CaveAgent: Transforming LLMs into Stateful Runtime Operators

Maohao Ran,Zhenglin Wan,Cooper Lin,Yanting Zhang,Hongyu Xin,Hongwei Fan,Yibo Xu,Beier Luo,Yaxin Zhou,Wangbo Zhao,Lijie Yang,Lang Feng,Fuchao Yang,Jingxuan Wu,Yiqiao Huang,Chendong Ma,Dailing Jiang,Jianbo Deng,Sirui Han,Yang You,Bo An,Yike Guo,Jun Song

from arxiv, ver.2

LLM-based agents are increasingly capable of complex task execution, yet current agentic systems remain constrained by text-centric paradigms that struggle with long-horizon tasks due to fragile multi-turn dependencies and context drift. We present CaveAgent, a framework that shifts tool use from ``LLM-as-Text-Generator'' to ``LLM-as-Runtime-Operator.'' CaveAgent introduces a dual-stream architecture that inverts the conventional paradigm: rather than treating the LLM's text context as the primary workspace with tools as auxiliary, CaveAgent elevates the persistent Python runtime as the central locus of state, with a lightweight semantic stream serving as its orchestrator. Beyond leveraging code generation to resolve interdependent sub-tasks (e.g., loops, conditionals) in a single step, CaveAgent introduces \textit{Stateful Runtime Management}: it injects, manipulates, and retrieves complex Python objects (e.g., DataFrames, database connections) that persist across turns, unlike existing code-based approaches that remain text-bound. CaveAgent further provides a runtime-integrated skill management system that extends the Agent Skills open standard, enabling ecosystem interoperability through executable skill injections. This persistence mechanism serves as a high-fidelity external memory that reduces context drift in multi-turn interactions and preserves processed data for downstream applications without information loss. Evaluations show consistent improvement across challenging benchmarks, enabling CaveAgent to handle data scales that cause context overflow in both JSON-based and code-based agents. The accessible runtime state further provides programmatically verifiable feedback, enabling automated evaluation and reward signal generation without human annotation and establishing a structural foundation for future research in Reinforcement Learning with Verifiable Rewards (RLVR).

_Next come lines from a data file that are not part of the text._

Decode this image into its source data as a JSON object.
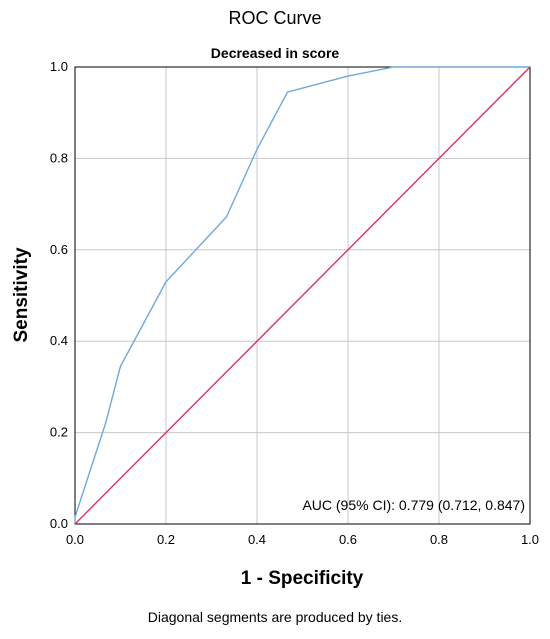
{
  "chart_data": {
    "type": "line",
    "title": "ROC Curve",
    "subtitle": "Decreased in score",
    "xlabel": "1 - Specificity",
    "ylabel": "Sensitivity",
    "xlim": [
      0.0,
      1.0
    ],
    "ylim": [
      0.0,
      1.0
    ],
    "x_ticks": [
      "0.0",
      "0.2",
      "0.4",
      "0.6",
      "0.8",
      "1.0"
    ],
    "y_ticks": [
      "0.0",
      "0.2",
      "0.4",
      "0.6",
      "0.8",
      "1.0"
    ],
    "grid": true,
    "annotation": "AUC (95% CI): 0.779 (0.712, 0.847)",
    "footnote": "Diagonal segments are produced by ties.",
    "series": [
      {
        "color": "#6fa8dc",
        "x": [
          0.0,
          0.0,
          0.067,
          0.1,
          0.2,
          0.333,
          0.4,
          0.467,
          0.6,
          0.7,
          1.0
        ],
        "y": [
          0.0,
          0.015,
          0.22,
          0.345,
          0.53,
          0.672,
          0.82,
          0.945,
          0.98,
          1.0,
          1.0
        ]
      },
      {
        "color": "#e0325a",
        "x": [
          0.0,
          1.0
        ],
        "y": [
          0.0,
          1.0
        ]
      }
    ]
  }
}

翻译：基于大型语言模型的智能体在执行复杂任务方面能力日益增强，然而当前的智能体系统仍受限于以文本为中心的范式，由于脆弱的多轮依赖关系和上下文漂移问题，难以处理长时程任务。本文提出CaveAgent框架，将工具使用范式从"LLM作为文本生成器"转变为"LLM作为运行时操作符"。CaveAgent采用双流架构，颠覆了传统范式：不同于将LLM文本上下文作为主要工作空间、工具作为辅助的传统方式，CaveAgent将持久化Python运行时提升为状态的核心载体，由轻量级语义流担任其协调器。除了通过代码生成在单步内解决相互依赖的子任务（如循环、条件判断）外，CaveAgent引入了\textit{状态化运行时管理}机制：与现有基于代码但仍受文本限制的方法不同，该机制能够注入、操作和检索跨轮次持久存在的复杂Python对象（如DataFrame、数据库连接）。CaveAgent进一步提供运行时集成的技能管理系统，扩展了Agent Skills开放标准，通过可执行技能注入实现生态系统互操作性。这种持久化机制作为高保真外部记忆，减少了多轮交互中的上下文漂移，并为下游应用保存已处理数据而无需信息损失。评估结果表明，在具有挑战性的基准测试中均取得持续改进，使CaveAgent能够处理导致基于JSON和基于代码的智能体出现上下文溢出的数据规模。可访问的运行时状态进一步提供可编程验证的反馈，无需人工标注即可实现自动评估和奖励信号生成，为未来可验证奖励强化学习（RLVR）研究奠定了结构性基础。